How many animals would it take to get the exact kind of mutation needed to make something like the coronavirus? It feels like you’d need thousands in a lab, right?
But if you had animals with weakened immune systems and eight years or more of testing (since SARS), then it seems you have enough time for some mutations to happen.
As far as conspiracy theories go, lab-made coronavirus is one of the more interesting and plausible ones.
I still have to reject it. Reasons:
1. If the Chinese national leadership had designed it as a bioweapon, they would also have foreknowledge of its characteristics. Once it was clear it was a new coronavirus in late December/early January, they would have just shut things down instead of waiting three more weeks.
2. No nation has attempted to weaponize a coronavirus before, because it makes a terribly non-specific bioweapon. It will almost inevitably come and cripple your economy if you ever did use it on someone else. And it is also very dangerous if one of your labs releases it accidentally.

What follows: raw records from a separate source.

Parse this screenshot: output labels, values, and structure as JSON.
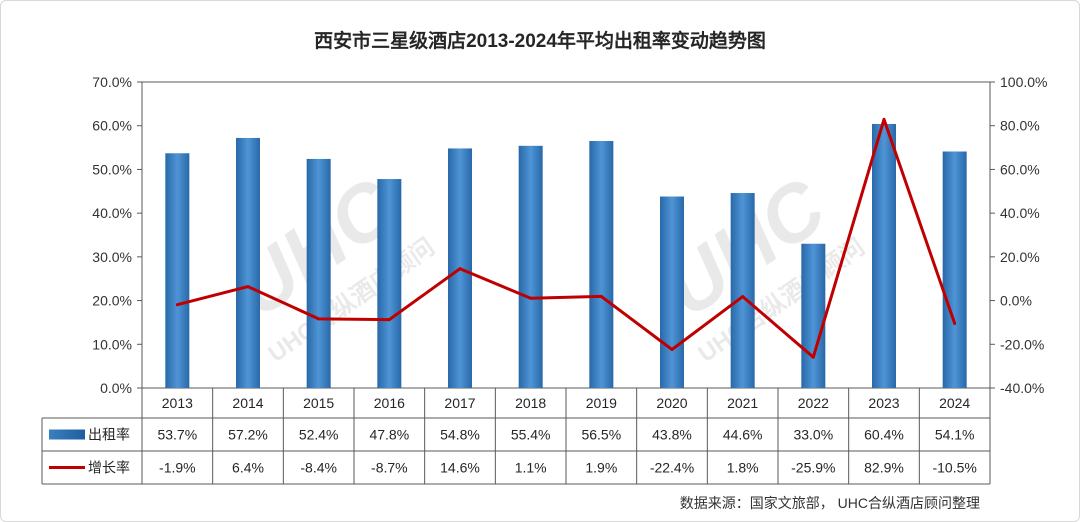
{
  "chart_data": {
    "type": "bar",
    "title": "西安市三星级酒店2013-2024年平均出租率变动趋势图",
    "categories": [
      "2013",
      "2014",
      "2015",
      "2016",
      "2017",
      "2018",
      "2019",
      "2020",
      "2021",
      "2022",
      "2023",
      "2024"
    ],
    "series": [
      {
        "name": "出租率",
        "type": "bar",
        "axis": "left",
        "color": "#2e75b6",
        "values": [
          53.7,
          57.2,
          52.4,
          47.8,
          54.8,
          55.4,
          56.5,
          43.8,
          44.6,
          33.0,
          60.4,
          54.1
        ],
        "labels": [
          "53.7%",
          "57.2%",
          "52.4%",
          "47.8%",
          "54.8%",
          "55.4%",
          "56.5%",
          "43.8%",
          "44.6%",
          "33.0%",
          "60.4%",
          "54.1%"
        ]
      },
      {
        "name": "增长率",
        "type": "line",
        "axis": "right",
        "color": "#c00000",
        "values": [
          -1.9,
          6.4,
          -8.4,
          -8.7,
          14.6,
          1.1,
          1.9,
          -22.4,
          1.8,
          -25.9,
          82.9,
          -10.5
        ],
        "labels": [
          "-1.9%",
          "6.4%",
          "-8.4%",
          "-8.7%",
          "14.6%",
          "1.1%",
          "1.9%",
          "-22.4%",
          "1.8%",
          "-25.9%",
          "82.9%",
          "-10.5%"
        ]
      }
    ],
    "y_left": {
      "min": 0,
      "max": 70,
      "ticks": [
        "0.0%",
        "10.0%",
        "20.0%",
        "30.0%",
        "40.0%",
        "50.0%",
        "60.0%",
        "70.0%"
      ]
    },
    "y_right": {
      "min": -40,
      "max": 100,
      "ticks": [
        "-40.0%",
        "-20.0%",
        "0.0%",
        "20.0%",
        "40.0%",
        "60.0%",
        "80.0%",
        "100.0%"
      ]
    },
    "grid": false,
    "legend": "data-table",
    "watermark": "UHC合纵酒店顾问",
    "source": "数据来源：国家文旅部， UHC合纵酒店顾问整理"
  }
}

Those are arguments against "designed as a bioweapon" and "intentional release by government". They are not arguments against "created in a lab", "lab containment accident", or "intentional release by crazy employee".

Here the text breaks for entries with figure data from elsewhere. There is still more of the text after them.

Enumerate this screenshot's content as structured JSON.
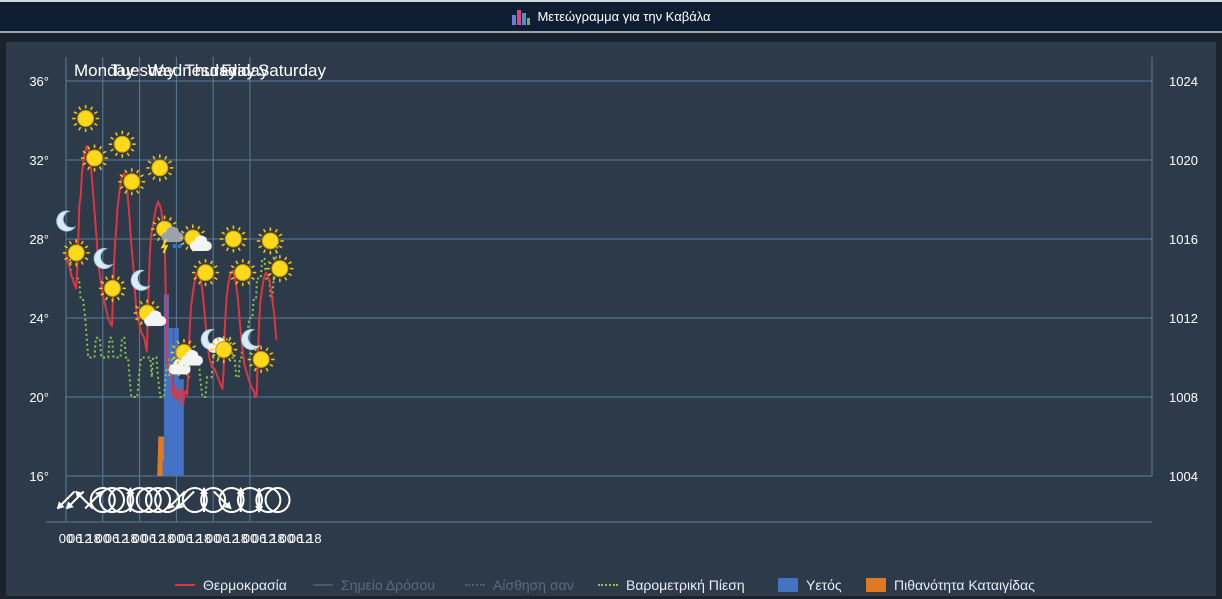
{
  "title": {
    "text": "Μετεώγραμμα για την Καβάλα",
    "icon": "bar-chart-icon"
  },
  "colors": {
    "temp": "#e0353f",
    "dew": "#4b5a5a",
    "feels": "#55606c",
    "pressure": "#8fc44a",
    "rain": "#4472c4",
    "storm": "#e07a22",
    "grid": "#5d7d9a",
    "text": "#ffffff",
    "bg": "#2c3a4a"
  },
  "days": [
    "Monday",
    "Tuesday",
    "Wednesday",
    "Thursday",
    "Friday",
    "Saturday"
  ],
  "hour_labels": [
    "00",
    "06",
    "12",
    "18",
    "00",
    "06",
    "12",
    "18",
    "00",
    "06",
    "12",
    "18",
    "00",
    "06",
    "12",
    "18",
    "00",
    "06",
    "12",
    "18",
    "00",
    "06",
    "12",
    "18",
    "00",
    "06",
    "12",
    "18"
  ],
  "wind": [
    "sw",
    "sw",
    "nw",
    "ne",
    "calm",
    "calm",
    "calm",
    "n",
    "calm",
    "calm",
    "calm",
    "calm",
    "sw",
    "sw",
    "calm",
    "n",
    "calm",
    "se",
    "calm",
    "n",
    "calm",
    "s",
    "calm",
    "calm"
  ],
  "legend": [
    {
      "label": "Θερμοκρασία",
      "kind": "line",
      "muted": false
    },
    {
      "label": "Σημείο Δρόσου",
      "kind": "line",
      "muted": true
    },
    {
      "label": "Αίσθηση σαν",
      "kind": "dotted",
      "muted": true
    },
    {
      "label": "Βαρομετρική Πίεση",
      "kind": "dotted",
      "muted": false
    },
    {
      "label": "Υετός",
      "kind": "box",
      "muted": false
    },
    {
      "label": "Πιθανότητα Καταιγίδας",
      "kind": "box",
      "muted": false
    }
  ],
  "chart_data": {
    "type": "line",
    "y_left": {
      "ticks": [
        "36°",
        "32°",
        "28°",
        "24°",
        "20°",
        "16°"
      ],
      "min": 16,
      "max": 36
    },
    "y_right": {
      "ticks": [
        "1024",
        "1020",
        "1016",
        "1012",
        "1008",
        "1004"
      ],
      "min": 1004,
      "max": 1024
    },
    "grid": true,
    "x_unit": "hours from Monday 00:00",
    "series": [
      {
        "name": "Θερμοκρασία",
        "axis": "left",
        "points": [
          [
            -0.6,
            27.3
          ],
          [
            1,
            27
          ],
          [
            3,
            26.3
          ],
          [
            5,
            25.8
          ],
          [
            6.5,
            25.5
          ],
          [
            7.4,
            26.5
          ],
          [
            8,
            28
          ],
          [
            8.7,
            29.7
          ],
          [
            9.6,
            30.2
          ],
          [
            10.4,
            31.3
          ],
          [
            12,
            32.3
          ],
          [
            13.5,
            32.7
          ],
          [
            15,
            32.4
          ],
          [
            16.5,
            31.5
          ],
          [
            18,
            30
          ],
          [
            19.5,
            28.5
          ],
          [
            20.6,
            27.3
          ],
          [
            21.5,
            26.5
          ],
          [
            23,
            25.7
          ],
          [
            24.5,
            25
          ],
          [
            26,
            24.5
          ],
          [
            27.5,
            24
          ],
          [
            29,
            23.7
          ],
          [
            30,
            23.6
          ],
          [
            30.6,
            25
          ],
          [
            31.2,
            26.5
          ],
          [
            32,
            27.8
          ],
          [
            32.8,
            28.5
          ],
          [
            33.5,
            29.5
          ],
          [
            35,
            30.5
          ],
          [
            36.5,
            31.2
          ],
          [
            38,
            31.3
          ],
          [
            39.5,
            30.8
          ],
          [
            41,
            29.5
          ],
          [
            42.5,
            27.8
          ],
          [
            44,
            26.5
          ],
          [
            45,
            25.3
          ],
          [
            46,
            24.3
          ],
          [
            47.5,
            23.8
          ],
          [
            49,
            23.3
          ],
          [
            51,
            23
          ],
          [
            52.7,
            22.3
          ],
          [
            53.4,
            24
          ],
          [
            54,
            25.8
          ],
          [
            54.7,
            27.3
          ],
          [
            55.5,
            28.2
          ],
          [
            57,
            28.8
          ],
          [
            58.5,
            29.5
          ],
          [
            60,
            29.9
          ],
          [
            61.2,
            29.7
          ],
          [
            62.3,
            29.4
          ],
          [
            63.5,
            28.4
          ],
          [
            64.6,
            27.2
          ],
          [
            65.1,
            25
          ],
          [
            65.5,
            23
          ],
          [
            66,
            21.7
          ],
          [
            67.5,
            21.3
          ],
          [
            68.5,
            21.3
          ],
          [
            70,
            20
          ],
          [
            70.6,
            20.5
          ],
          [
            71.5,
            20.4
          ],
          [
            72,
            20.2
          ],
          [
            72.8,
            19.8
          ],
          [
            74,
            20.2
          ],
          [
            75,
            20.4
          ],
          [
            75.8,
            20.2
          ],
          [
            76.4,
            19.6
          ],
          [
            77,
            20.1
          ],
          [
            78,
            20.3
          ],
          [
            79,
            20.1
          ],
          [
            79.8,
            21.3
          ],
          [
            80.4,
            23
          ],
          [
            81.5,
            24.5
          ],
          [
            83,
            25.4
          ],
          [
            84.5,
            26.1
          ],
          [
            86,
            26.3
          ],
          [
            87.5,
            26.1
          ],
          [
            89,
            25.4
          ],
          [
            90.5,
            24.2
          ],
          [
            92,
            22.9
          ],
          [
            93.5,
            22
          ],
          [
            95,
            21.6
          ],
          [
            97,
            21.4
          ],
          [
            99,
            21
          ],
          [
            100.5,
            20.7
          ],
          [
            102,
            20.4
          ],
          [
            102.8,
            21.3
          ],
          [
            103.6,
            23.5
          ],
          [
            104.7,
            25
          ],
          [
            106,
            25.8
          ],
          [
            107.5,
            26.3
          ],
          [
            109,
            26.4
          ],
          [
            110.5,
            25.9
          ],
          [
            112,
            25.1
          ],
          [
            113.5,
            23.7
          ],
          [
            115,
            22.5
          ],
          [
            116.5,
            21.6
          ],
          [
            118,
            21.2
          ],
          [
            119.5,
            20.8
          ],
          [
            121,
            20.5
          ],
          [
            122.5,
            20.3
          ],
          [
            123.5,
            20
          ],
          [
            124.3,
            20.1
          ],
          [
            125,
            21.6
          ],
          [
            125.8,
            23.5
          ],
          [
            126.6,
            24.7
          ],
          [
            127.8,
            25.4
          ],
          [
            129,
            26
          ],
          [
            130.5,
            26.3
          ],
          [
            131.5,
            26.2
          ],
          [
            133,
            25.8
          ],
          [
            134.5,
            25
          ],
          [
            135.8,
            24.2
          ],
          [
            136.8,
            23.2
          ],
          [
            137.4,
            22.9
          ]
        ]
      },
      {
        "name": "Βαρομετρική Πίεση",
        "axis": "right",
        "points": [
          [
            -0.6,
            1015
          ],
          [
            2.5,
            1015
          ],
          [
            3.5,
            1014
          ],
          [
            8.5,
            1014
          ],
          [
            9.5,
            1013
          ],
          [
            11,
            1013
          ],
          [
            12.5,
            1012
          ],
          [
            14.5,
            1010
          ],
          [
            18.5,
            1010
          ],
          [
            19.5,
            1011
          ],
          [
            22,
            1011
          ],
          [
            23,
            1010
          ],
          [
            27.5,
            1010
          ],
          [
            28.5,
            1011
          ],
          [
            30,
            1011
          ],
          [
            31,
            1010
          ],
          [
            35.5,
            1010
          ],
          [
            36.5,
            1011
          ],
          [
            38,
            1011
          ],
          [
            39,
            1010
          ],
          [
            40.5,
            1010
          ],
          [
            41.5,
            1009
          ],
          [
            42.5,
            1008
          ],
          [
            46.5,
            1008
          ],
          [
            47.5,
            1009
          ],
          [
            49,
            1010
          ],
          [
            55,
            1010
          ],
          [
            56,
            1009
          ],
          [
            56.8,
            1010
          ],
          [
            59,
            1010
          ],
          [
            60,
            1009
          ],
          [
            61.5,
            1008
          ],
          [
            64,
            1008
          ],
          [
            65,
            1009
          ],
          [
            66.5,
            1010
          ],
          [
            67.5,
            1009
          ],
          [
            69,
            1010
          ],
          [
            72.5,
            1010
          ],
          [
            73.5,
            1009
          ],
          [
            74.5,
            1010
          ],
          [
            78,
            1010
          ],
          [
            79,
            1009
          ],
          [
            80,
            1009
          ],
          [
            81,
            1010
          ],
          [
            86.5,
            1010
          ],
          [
            87.5,
            1009
          ],
          [
            89,
            1008
          ],
          [
            91,
            1008
          ],
          [
            92,
            1009
          ],
          [
            95,
            1009
          ],
          [
            96,
            1010
          ],
          [
            104,
            1010
          ],
          [
            105,
            1011
          ],
          [
            107,
            1011
          ],
          [
            108.5,
            1010
          ],
          [
            110,
            1010
          ],
          [
            111,
            1009
          ],
          [
            112.5,
            1009
          ],
          [
            113.5,
            1010
          ],
          [
            114.5,
            1010
          ],
          [
            115.5,
            1011
          ],
          [
            118,
            1011
          ],
          [
            119.5,
            1012
          ],
          [
            121.5,
            1012
          ],
          [
            122.5,
            1013
          ],
          [
            124,
            1013
          ],
          [
            124.5,
            1014
          ],
          [
            127,
            1014
          ],
          [
            128,
            1015
          ],
          [
            129.5,
            1015
          ],
          [
            130.5,
            1014
          ],
          [
            132.5,
            1014
          ],
          [
            133.5,
            1013
          ],
          [
            134.5,
            1013
          ],
          [
            135.5,
            1014
          ],
          [
            137,
            1015
          ],
          [
            138.5,
            1016
          ]
        ]
      },
      {
        "name": "Υετός",
        "type": "bar",
        "axis": "left",
        "bars": [
          [
            64.6,
            16.8
          ],
          [
            65.5,
            25.2
          ],
          [
            67,
            16.5
          ],
          [
            68.5,
            23.5
          ],
          [
            69.5,
            20
          ],
          [
            71,
            16.7
          ],
          [
            72,
            23.5
          ],
          [
            73,
            20
          ],
          [
            74.4,
            16.5
          ],
          [
            75.2,
            20.9
          ]
        ]
      },
      {
        "name": "Πιθανότητα Καταιγίδας",
        "type": "area",
        "points": [
          [
            59.5,
            16
          ],
          [
            60.3,
            18
          ],
          [
            61,
            18
          ],
          [
            64,
            18
          ],
          [
            64.6,
            16.5
          ],
          [
            65,
            18
          ],
          [
            65.4,
            16.5
          ],
          [
            66.4,
            16.5
          ],
          [
            67.3,
            18
          ],
          [
            68,
            18
          ],
          [
            68.4,
            16.5
          ],
          [
            69,
            17
          ],
          [
            70.5,
            17
          ],
          [
            71.2,
            18
          ],
          [
            71.8,
            18
          ],
          [
            72,
            16.5
          ],
          [
            72.8,
            16.5
          ],
          [
            73.5,
            18
          ],
          [
            74,
            18
          ],
          [
            74.6,
            16
          ]
        ]
      }
    ],
    "weather_icons": [
      {
        "x": 0.4,
        "y": 28.9,
        "icon": "moon"
      },
      {
        "x": 6.7,
        "y": 27.3,
        "icon": "sun"
      },
      {
        "x": 12.8,
        "y": 34.1,
        "icon": "sun"
      },
      {
        "x": 18.6,
        "y": 32.1,
        "icon": "sun"
      },
      {
        "x": 24.8,
        "y": 27,
        "icon": "moon"
      },
      {
        "x": 30.3,
        "y": 25.5,
        "icon": "sun"
      },
      {
        "x": 36.7,
        "y": 32.8,
        "icon": "sun"
      },
      {
        "x": 42.9,
        "y": 30.9,
        "icon": "sun"
      },
      {
        "x": 49,
        "y": 25.9,
        "icon": "moon"
      },
      {
        "x": 54.9,
        "y": 24.1,
        "icon": "sun-cloud"
      },
      {
        "x": 61.2,
        "y": 31.6,
        "icon": "sun"
      },
      {
        "x": 66.9,
        "y": 28.3,
        "icon": "storm"
      },
      {
        "x": 73.4,
        "y": 21.5,
        "icon": "cloud"
      },
      {
        "x": 78.9,
        "y": 22.1,
        "icon": "sun-cloud"
      },
      {
        "x": 84.7,
        "y": 27.9,
        "icon": "sun-cloud"
      },
      {
        "x": 91,
        "y": 26.3,
        "icon": "sun"
      },
      {
        "x": 96.6,
        "y": 22.8,
        "icon": "moon-cloud"
      },
      {
        "x": 102.9,
        "y": 22.4,
        "icon": "sun"
      },
      {
        "x": 109.2,
        "y": 28,
        "icon": "sun"
      },
      {
        "x": 115.3,
        "y": 26.3,
        "icon": "sun"
      },
      {
        "x": 121,
        "y": 22.9,
        "icon": "moon"
      },
      {
        "x": 127.3,
        "y": 21.9,
        "icon": "sun"
      },
      {
        "x": 133.3,
        "y": 27.9,
        "icon": "sun"
      },
      {
        "x": 139.5,
        "y": 26.5,
        "icon": "sun"
      }
    ]
  }
}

We know for a fact, based on research published in Nature and in Journal of Virology, that the lab in Wuhan was modifying bat coronaviruses to replicate well in human cells. Some of these modified viruses were changed to use the ACE2 receptor found in humans, just as the pandemic virus uses.
What if it was not made by a government. But a few exchange program students who were happy to show off? Made in a 'wouldnt it be funny if we...' moment. And then the 65 year old male student supervisor caught it on the flight home?